I just did Falling Aspirations for the first time yesterday (mistakenly thinking that it kept left of the scars from the old man rockfall). Oops! It was very different than the guidebook description, but still pretty enjoyable on the whole.
The thing that will probably keep me off it from now on is the _huge_ pile of loose blocks sitting on a slab directly above parts of the first three pitches. It looked like a deck of ten-ton playing cards, just perched there on end. Not obvious from the ground, but really looks ominous, even to a guy who enjoyed topping out on Vertigo.

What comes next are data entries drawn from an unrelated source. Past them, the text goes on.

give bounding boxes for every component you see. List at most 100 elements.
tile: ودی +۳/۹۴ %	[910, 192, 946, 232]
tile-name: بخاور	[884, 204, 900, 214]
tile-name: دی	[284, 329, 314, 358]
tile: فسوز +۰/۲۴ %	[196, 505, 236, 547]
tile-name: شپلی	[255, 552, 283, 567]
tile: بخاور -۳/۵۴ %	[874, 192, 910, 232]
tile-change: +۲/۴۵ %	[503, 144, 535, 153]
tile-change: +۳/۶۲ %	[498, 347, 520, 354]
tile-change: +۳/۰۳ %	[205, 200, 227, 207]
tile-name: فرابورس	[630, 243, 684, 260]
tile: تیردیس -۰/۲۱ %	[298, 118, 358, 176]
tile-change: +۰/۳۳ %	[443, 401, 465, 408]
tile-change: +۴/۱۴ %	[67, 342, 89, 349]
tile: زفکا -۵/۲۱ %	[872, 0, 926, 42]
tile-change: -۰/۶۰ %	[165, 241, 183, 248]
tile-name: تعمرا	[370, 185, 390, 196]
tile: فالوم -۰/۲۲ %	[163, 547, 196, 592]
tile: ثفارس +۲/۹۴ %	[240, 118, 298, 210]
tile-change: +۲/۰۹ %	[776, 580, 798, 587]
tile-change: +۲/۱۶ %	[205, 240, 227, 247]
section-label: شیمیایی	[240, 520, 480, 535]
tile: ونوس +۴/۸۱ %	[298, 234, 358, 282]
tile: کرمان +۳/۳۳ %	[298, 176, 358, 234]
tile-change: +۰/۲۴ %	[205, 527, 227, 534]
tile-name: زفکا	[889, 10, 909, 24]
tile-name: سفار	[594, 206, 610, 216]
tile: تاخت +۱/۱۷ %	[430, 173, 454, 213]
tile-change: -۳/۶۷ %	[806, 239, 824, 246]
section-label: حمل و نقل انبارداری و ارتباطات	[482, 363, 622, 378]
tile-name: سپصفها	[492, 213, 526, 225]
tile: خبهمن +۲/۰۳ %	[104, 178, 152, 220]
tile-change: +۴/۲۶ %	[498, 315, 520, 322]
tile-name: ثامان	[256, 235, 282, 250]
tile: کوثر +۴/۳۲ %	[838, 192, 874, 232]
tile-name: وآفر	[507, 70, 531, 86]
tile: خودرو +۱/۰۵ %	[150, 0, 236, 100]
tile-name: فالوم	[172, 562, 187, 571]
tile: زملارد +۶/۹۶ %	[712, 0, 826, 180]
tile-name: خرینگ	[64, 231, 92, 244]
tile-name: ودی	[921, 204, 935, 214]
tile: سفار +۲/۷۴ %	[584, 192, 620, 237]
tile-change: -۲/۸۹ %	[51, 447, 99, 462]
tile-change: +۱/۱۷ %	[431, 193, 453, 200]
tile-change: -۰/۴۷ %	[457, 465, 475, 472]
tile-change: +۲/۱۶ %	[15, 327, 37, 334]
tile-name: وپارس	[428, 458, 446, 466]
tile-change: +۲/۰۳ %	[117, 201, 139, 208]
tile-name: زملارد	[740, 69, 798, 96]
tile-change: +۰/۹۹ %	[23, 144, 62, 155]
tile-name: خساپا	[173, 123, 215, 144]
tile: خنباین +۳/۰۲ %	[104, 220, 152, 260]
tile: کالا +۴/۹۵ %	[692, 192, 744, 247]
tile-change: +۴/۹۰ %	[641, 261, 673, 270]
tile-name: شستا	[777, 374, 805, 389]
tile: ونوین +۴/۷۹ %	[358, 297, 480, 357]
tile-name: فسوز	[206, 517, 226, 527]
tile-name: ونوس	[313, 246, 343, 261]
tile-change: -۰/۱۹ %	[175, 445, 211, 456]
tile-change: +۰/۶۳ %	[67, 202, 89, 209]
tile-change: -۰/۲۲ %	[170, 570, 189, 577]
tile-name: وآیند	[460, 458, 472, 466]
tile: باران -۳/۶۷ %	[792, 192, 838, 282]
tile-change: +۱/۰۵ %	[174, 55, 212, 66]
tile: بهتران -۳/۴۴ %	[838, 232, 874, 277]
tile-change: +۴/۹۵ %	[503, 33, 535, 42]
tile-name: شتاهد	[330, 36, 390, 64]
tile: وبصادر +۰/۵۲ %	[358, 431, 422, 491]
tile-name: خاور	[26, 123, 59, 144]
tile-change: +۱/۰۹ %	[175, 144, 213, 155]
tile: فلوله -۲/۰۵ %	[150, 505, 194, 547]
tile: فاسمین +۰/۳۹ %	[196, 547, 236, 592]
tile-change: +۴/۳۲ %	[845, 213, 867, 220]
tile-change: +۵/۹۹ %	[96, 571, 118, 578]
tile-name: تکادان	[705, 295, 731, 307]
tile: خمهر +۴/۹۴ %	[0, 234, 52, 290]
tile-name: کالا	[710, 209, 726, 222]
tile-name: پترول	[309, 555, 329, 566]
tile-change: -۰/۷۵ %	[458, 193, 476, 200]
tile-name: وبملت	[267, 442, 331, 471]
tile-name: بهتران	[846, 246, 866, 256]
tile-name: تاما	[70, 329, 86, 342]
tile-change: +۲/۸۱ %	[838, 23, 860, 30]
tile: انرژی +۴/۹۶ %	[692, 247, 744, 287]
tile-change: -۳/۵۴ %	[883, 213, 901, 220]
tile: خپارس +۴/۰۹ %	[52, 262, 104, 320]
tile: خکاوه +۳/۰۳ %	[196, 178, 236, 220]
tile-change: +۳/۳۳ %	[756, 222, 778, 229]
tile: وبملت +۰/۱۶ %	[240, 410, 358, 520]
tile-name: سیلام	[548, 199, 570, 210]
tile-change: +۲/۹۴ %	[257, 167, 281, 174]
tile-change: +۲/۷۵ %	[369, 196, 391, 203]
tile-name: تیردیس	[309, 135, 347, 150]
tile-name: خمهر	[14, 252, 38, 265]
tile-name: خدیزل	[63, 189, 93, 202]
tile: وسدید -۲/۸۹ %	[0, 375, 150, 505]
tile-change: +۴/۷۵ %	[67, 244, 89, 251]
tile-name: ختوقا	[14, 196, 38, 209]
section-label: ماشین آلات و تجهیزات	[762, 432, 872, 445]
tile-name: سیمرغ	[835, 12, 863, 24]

Some of the early belays were slightly questionable (but would have been much better, I think, if I had more small cams). Pitch 1 was a bit wet and (at least for rusty ol' me) fairly exciting. I think an earlier poster said they thought it was scary 5.7 now and that seems about right. A fairly large section of pitch 4 seems to be missing (the guidebook refers to a vertical finger crack, which is definitely nowhere to be found) but the climbing is easy, if a bit wandering, up to the start of P5. Pitches 2 and 3 are also somewhat different but still decipherable based on the guidebook. The pins at the early belays referenced in the book are not there, so far as I can tell, although there is one very bad pin at the end of P1, which seems like it might be part of the old belay.
Having said all that, some of the climbing was great, and I do enjoy the loose, wandering climbs on Cannon sometimes. We had a great day, topped out at about 2:30 or so, just before the rain started in earnest. I'm so glad the last two pitches of Lakeview/Wiessners are unchanged - they are stellar!